The two mice prepare their next trick. As Tom is going back to sleep, the mice place a knife in his hands. Then Jerry opens a bottle of ketchup and pours some onto the end of the knife and then some onto Tom's chest. When Tom wakes up, he sees the stained knife in his hand and thinks that the knife is covered in blood, so he panics and leans against the wall. Then he clenches his chest and sees ketchup on his hand. Thinking that it's blood, he quickly concludes that he had stabbed himself in his sleep. Tom rushes into the bathroom and grabs a tourniquet, which he uses to tighten his neck. When he does, he inflates himself like a balloon and floats up onto the ceiling. As he does, he floats out of the bathroom and back in the living room where he notices the bottle of ketchup on the table. Then he tastes the ketchup on his chest and realizes it's a trick and starts laughing, but as he does, the tourniquet loosens and he starts to deflate, flying around the room until he lands on his pillow.

As Jerry makes fun of Tom's predicament, Nipper notices a bow and arrow on the ground. This time, they set Tom inside the bow as he is asleep. After Jerry signals Nipper to pull him back up, Tom wakes up and stretches, but this activates the bow. Confused, Tom sits up, and is then shot into the plumbing, and into the furnace. Tom yells and launches himself out of the furnace, up the water pipe, and down the chimney. Jerry and Nipper then look down the chimney to see the aftermath of their latest prank. Tom sees the two mice and realizes they have been the ones pulling pranks on him and they were behind all this. Tom grabs a gun and then points a gun at the two mice meaning that he has had enough of their tricks.

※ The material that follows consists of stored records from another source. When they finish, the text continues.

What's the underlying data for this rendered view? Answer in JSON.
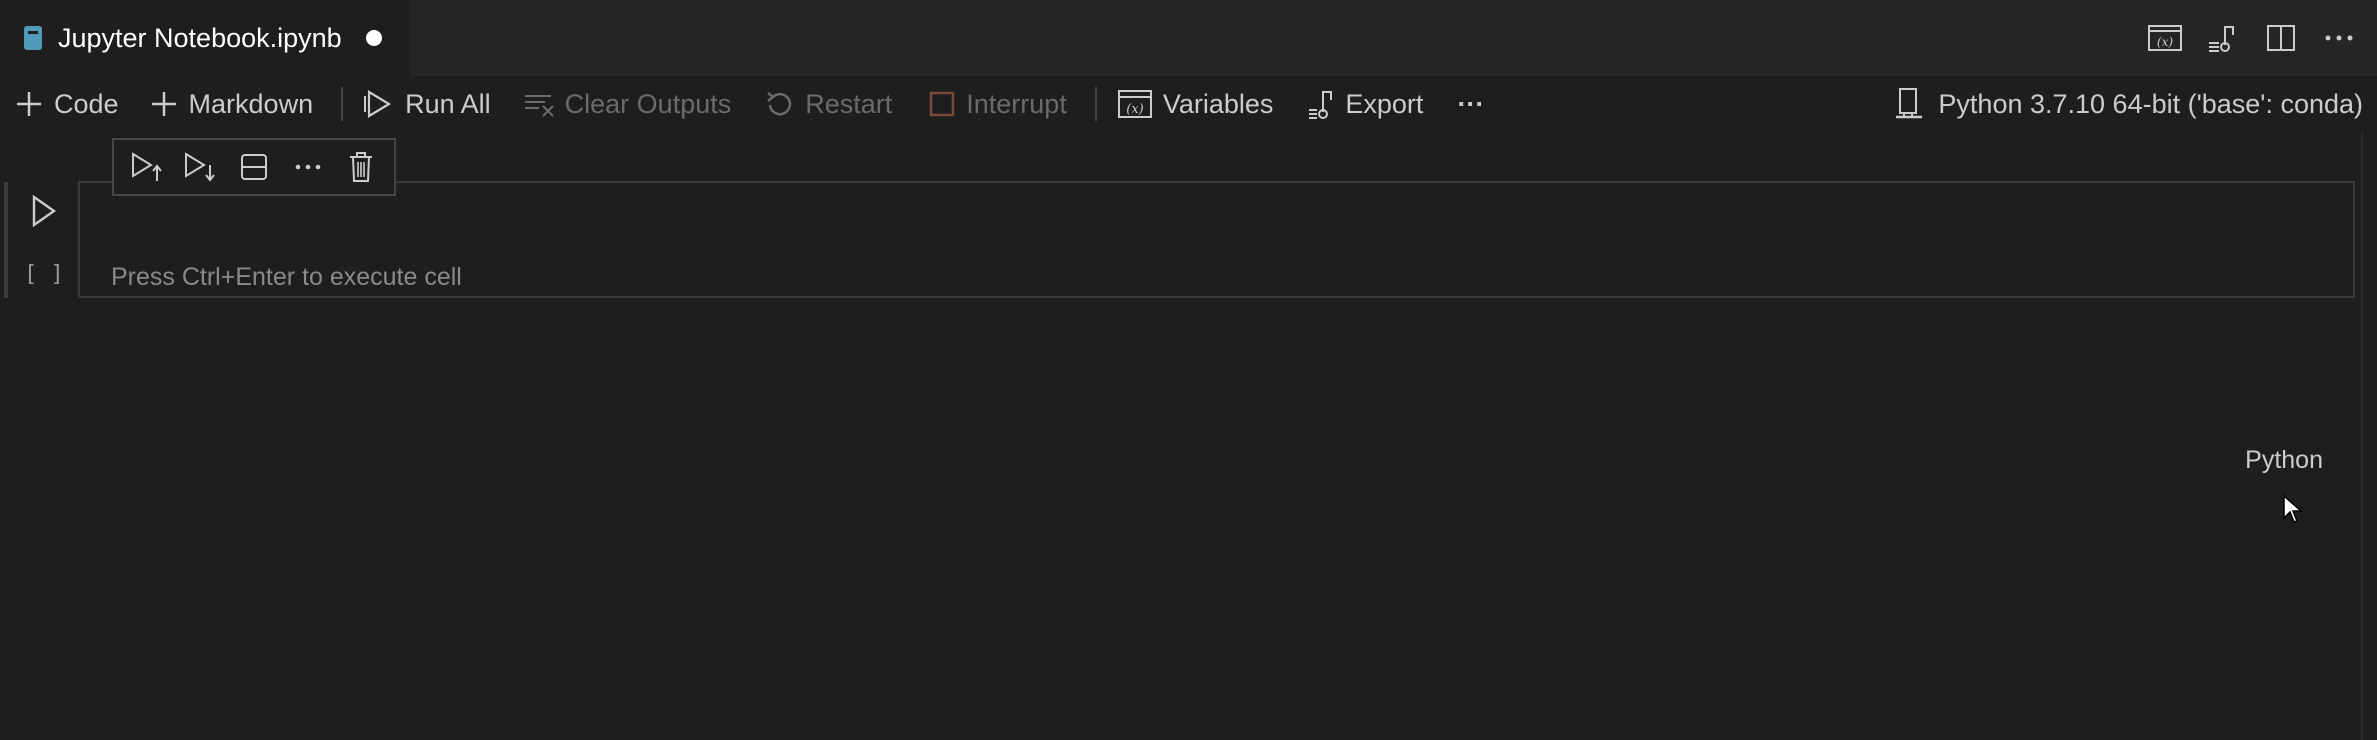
{
  "tab": {
    "title": "Jupyter Notebook.ipynb"
  },
  "tab_actions": [
    {
      "icon": "variables-icon"
    },
    {
      "icon": "outline-icon"
    },
    {
      "icon": "split-editor-icon"
    },
    {
      "icon": "more-actions-icon"
    }
  ],
  "toolbar": {
    "code_label": "Code",
    "markdown_label": "Markdown",
    "run_all_label": "Run All",
    "clear_outputs_label": "Clear Outputs",
    "restart_label": "Restart",
    "interrupt_label": "Interrupt",
    "variables_label": "Variables",
    "export_label": "Export",
    "more_label": "···"
  },
  "kernel": {
    "label": "Python 3.7.10 64-bit ('base': conda)"
  },
  "cell": {
    "exec_count": "[ ]",
    "placeholder": "Press Ctrl+Enter to execute cell",
    "language": "Python"
  },
  "colors": {
    "background": "#1e1e1e",
    "tabbar": "#252526",
    "text": "#cccccc",
    "disabled": "#6b6b6b",
    "notebook_icon": "#519aba",
    "interrupt_icon": "#7a4a38"
  }
}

Later, Jerry and Nipper are trapped in a bottle with the revolver facing them. If they remove the cork to get out, it will pull a string to which the other end is tied to the trigger of the gun, and they would be killed or injured by the gunshot. Jerry and Nipper can only sit there and sulk furiously at their predicament while Tom, basking in unexpected victory, takes his peace and quiet nap, using his tail to cool himself off with a fan.

==Production notes==
The Year of the Mouse is a remake of Jones' Oscar Nominated Mouse Wreckers with Claude Cat and Hubie and Bertie. This is one of the few shorts in which Tom wins against Jerry (given that the tables turned).